Durant sa jeunesse, un enseignant en éducation physique, métier pour lequel elle se prédestine, la contamine de sa passion pour le basketball. Olga, en dépit de sa taille, parvient rapidement à s’imposer sur le parquet avec le ballon rond. Sa force de caractère intimide, sa détermination impressionne, si bien qu’elle se fraye un chemin jusqu’au niveau universitaire, où elle défend fièrement les couleurs de la formation de l’Université de Montréal.
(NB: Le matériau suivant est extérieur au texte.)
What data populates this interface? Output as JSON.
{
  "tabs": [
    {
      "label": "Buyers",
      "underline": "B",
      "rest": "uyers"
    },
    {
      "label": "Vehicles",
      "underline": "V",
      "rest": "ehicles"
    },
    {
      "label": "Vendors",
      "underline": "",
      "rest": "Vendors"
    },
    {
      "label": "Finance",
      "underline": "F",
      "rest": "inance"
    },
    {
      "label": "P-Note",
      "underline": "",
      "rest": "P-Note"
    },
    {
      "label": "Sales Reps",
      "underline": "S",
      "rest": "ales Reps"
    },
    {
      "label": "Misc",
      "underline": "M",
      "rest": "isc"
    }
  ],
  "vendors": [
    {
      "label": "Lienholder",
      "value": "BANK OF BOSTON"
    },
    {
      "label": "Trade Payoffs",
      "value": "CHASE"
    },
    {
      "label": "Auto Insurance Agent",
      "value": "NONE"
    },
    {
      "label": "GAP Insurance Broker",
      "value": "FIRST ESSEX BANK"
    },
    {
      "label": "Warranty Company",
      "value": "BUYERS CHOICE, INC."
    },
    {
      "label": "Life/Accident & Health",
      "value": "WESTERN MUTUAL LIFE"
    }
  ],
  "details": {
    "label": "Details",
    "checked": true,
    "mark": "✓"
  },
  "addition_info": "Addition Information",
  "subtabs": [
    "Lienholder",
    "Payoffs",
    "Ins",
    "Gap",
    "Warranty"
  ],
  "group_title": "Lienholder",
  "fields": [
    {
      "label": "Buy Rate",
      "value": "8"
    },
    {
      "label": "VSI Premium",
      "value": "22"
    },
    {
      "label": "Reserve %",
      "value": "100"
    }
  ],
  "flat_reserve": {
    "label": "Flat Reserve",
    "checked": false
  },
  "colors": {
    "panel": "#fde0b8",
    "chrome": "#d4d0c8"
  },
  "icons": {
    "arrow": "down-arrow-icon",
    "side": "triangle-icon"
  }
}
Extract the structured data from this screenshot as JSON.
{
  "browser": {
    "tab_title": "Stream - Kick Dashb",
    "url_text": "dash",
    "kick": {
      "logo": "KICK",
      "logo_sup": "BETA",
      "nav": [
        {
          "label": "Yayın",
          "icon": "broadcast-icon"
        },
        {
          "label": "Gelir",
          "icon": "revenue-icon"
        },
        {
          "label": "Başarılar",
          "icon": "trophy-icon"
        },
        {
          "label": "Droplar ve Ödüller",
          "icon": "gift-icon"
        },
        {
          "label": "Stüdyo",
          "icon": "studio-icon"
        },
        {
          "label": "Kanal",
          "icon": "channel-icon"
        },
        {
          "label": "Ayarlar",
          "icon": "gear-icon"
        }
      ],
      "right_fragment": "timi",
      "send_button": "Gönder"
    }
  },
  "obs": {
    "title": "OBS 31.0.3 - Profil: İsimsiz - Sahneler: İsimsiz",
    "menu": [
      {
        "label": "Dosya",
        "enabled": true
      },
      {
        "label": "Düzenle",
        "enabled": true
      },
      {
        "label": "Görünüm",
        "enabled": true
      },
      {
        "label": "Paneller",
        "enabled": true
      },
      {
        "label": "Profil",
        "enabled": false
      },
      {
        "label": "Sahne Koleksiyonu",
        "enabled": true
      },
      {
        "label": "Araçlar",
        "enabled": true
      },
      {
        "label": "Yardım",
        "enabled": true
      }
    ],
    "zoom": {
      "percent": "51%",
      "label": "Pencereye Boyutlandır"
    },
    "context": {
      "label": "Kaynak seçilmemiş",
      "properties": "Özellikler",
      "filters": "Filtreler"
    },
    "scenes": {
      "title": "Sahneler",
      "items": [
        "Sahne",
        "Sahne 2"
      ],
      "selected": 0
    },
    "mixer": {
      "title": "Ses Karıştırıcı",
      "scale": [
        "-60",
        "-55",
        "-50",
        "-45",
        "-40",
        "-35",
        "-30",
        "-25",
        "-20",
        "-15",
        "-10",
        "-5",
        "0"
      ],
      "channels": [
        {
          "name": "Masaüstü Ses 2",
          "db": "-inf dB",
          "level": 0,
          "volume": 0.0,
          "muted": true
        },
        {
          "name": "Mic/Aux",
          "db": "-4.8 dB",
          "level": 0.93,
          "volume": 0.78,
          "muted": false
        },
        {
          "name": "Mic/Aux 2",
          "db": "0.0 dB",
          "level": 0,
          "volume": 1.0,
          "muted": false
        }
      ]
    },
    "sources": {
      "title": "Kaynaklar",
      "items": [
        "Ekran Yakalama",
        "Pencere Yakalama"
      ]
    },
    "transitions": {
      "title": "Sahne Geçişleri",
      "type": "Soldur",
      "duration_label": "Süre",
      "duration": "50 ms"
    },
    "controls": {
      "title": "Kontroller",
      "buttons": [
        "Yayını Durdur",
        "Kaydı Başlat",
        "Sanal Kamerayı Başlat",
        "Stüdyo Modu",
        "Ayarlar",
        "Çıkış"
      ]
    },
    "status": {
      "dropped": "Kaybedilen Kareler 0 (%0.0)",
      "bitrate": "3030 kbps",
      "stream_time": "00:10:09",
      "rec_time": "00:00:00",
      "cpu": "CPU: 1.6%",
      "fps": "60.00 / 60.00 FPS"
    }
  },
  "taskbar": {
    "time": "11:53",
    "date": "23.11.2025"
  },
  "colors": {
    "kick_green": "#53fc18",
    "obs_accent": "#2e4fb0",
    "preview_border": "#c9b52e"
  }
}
Personne ne se doute à l’époque qu’est sur le point de naître une légende vivante.
Au cœur de la Révolution tranquille, le Québec est dirigé par Jean Lesage. Les fonctions les plus importantes sont pourvues généralement par des hommes. Le basketball est aussi un milieu phallocrate. Pourtant loin de vouloir faire du militantisme féministe, Olga y brisera néanmoins toutes les conventions, contre vents et marées, au cours des quatre décennies suivantes.
Dès sa sortie des bancs d’école en 1967, elle amorce sa carrière d’entraîneure sur les lignes de côté du Holy Names High School et devient coach Hrycak. Ses succès la hissent rapidement au sein des rangs collégiaux. Elle guidera la destinée des collèges Champlain, Saint-Lambert et Dawson de 1979 à 2003. Avec les Blues du Collège Dawson, ses neuf titres provinciaux – un record dans le monde du sport collégial – lui permettront de devenir l’une des figures les plus connues du milieu.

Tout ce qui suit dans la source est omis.